Micah Challenge to Hold First Global Consultation
Christian anti-poverty strategists from nearly a dozen countries will gather in New York and Washington, D.C., next week for the first-ever international Micah Challenge facilitators consultation.
Christian anti-poverty strategists from nearly a dozen countries will gather in New York and Washington, D.C., next week for the first-ever international Micah Challenge facilitators consultation.
Micah Challenge is a network of global Christian organizations such as the World Evangelical Alliance and the Micah Network that works to promote the United Nations eight-point Millennium Development Goals (MDGs) to halve poverty by 2015 and to deepen a faith-based engagement with the poor.
Network leaders representing various national Micah Challenge campaigns will be meeting face-to-face for the first time since the global initiative launched in Nov. 2004.

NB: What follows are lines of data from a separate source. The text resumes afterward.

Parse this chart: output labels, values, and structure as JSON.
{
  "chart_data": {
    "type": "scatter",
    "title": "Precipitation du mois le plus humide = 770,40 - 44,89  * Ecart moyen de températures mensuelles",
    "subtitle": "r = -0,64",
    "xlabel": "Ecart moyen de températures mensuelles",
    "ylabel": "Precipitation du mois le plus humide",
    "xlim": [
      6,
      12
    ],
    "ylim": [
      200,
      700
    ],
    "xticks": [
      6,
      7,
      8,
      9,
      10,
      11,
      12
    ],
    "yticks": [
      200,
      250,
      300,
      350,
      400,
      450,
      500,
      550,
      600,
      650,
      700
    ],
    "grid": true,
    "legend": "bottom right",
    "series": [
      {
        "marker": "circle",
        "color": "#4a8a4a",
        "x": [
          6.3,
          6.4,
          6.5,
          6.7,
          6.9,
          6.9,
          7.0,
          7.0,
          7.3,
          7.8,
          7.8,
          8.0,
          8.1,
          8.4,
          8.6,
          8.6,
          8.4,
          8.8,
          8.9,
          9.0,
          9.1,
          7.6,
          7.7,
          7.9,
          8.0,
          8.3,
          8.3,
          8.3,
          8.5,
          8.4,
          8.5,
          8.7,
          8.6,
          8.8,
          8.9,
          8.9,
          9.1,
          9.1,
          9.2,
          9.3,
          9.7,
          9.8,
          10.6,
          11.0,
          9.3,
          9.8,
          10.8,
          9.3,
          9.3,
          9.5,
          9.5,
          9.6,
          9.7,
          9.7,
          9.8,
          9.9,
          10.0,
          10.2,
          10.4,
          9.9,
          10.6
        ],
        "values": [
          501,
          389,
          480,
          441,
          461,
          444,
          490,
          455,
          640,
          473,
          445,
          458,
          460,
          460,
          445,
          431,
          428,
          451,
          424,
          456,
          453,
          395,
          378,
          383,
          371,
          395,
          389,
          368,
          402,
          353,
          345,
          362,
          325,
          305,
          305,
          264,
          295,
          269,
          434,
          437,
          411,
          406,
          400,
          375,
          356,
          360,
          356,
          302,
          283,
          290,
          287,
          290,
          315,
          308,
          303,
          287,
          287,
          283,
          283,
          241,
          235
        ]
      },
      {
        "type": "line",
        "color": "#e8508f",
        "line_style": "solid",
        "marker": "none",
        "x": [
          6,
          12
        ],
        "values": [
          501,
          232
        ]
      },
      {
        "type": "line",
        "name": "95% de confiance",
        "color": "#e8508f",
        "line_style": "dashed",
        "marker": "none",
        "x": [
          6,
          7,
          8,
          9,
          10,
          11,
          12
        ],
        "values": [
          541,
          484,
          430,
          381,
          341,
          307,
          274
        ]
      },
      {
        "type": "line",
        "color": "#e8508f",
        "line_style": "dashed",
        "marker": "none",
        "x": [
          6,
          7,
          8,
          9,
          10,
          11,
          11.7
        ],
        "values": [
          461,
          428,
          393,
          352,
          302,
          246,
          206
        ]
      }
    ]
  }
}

The series of meetings and conferences next week begin in New York on Saturday, Jan. 14, and will involve strategic planning to get the MDGs on track by its halfway mark in 2007. Some of the main objectives of the New York visit are to figure out the current projections for the MDG timeline and to brainstorm ways for each facilitator to establish a basic framework for their respective national campaigns.
The group will travel to Washington on Tuesday, Jan. 17, and strategize ways to work together with larger international anti-poverty initiatives, such as Bread for the World and the ONE Campaign. Facilitators will also lay out a timeline of where the MDGs should be within the next 18 months and develop a holistic concept of those goals.
The events end on Saturday, Jan. 21, with prayer and reflection.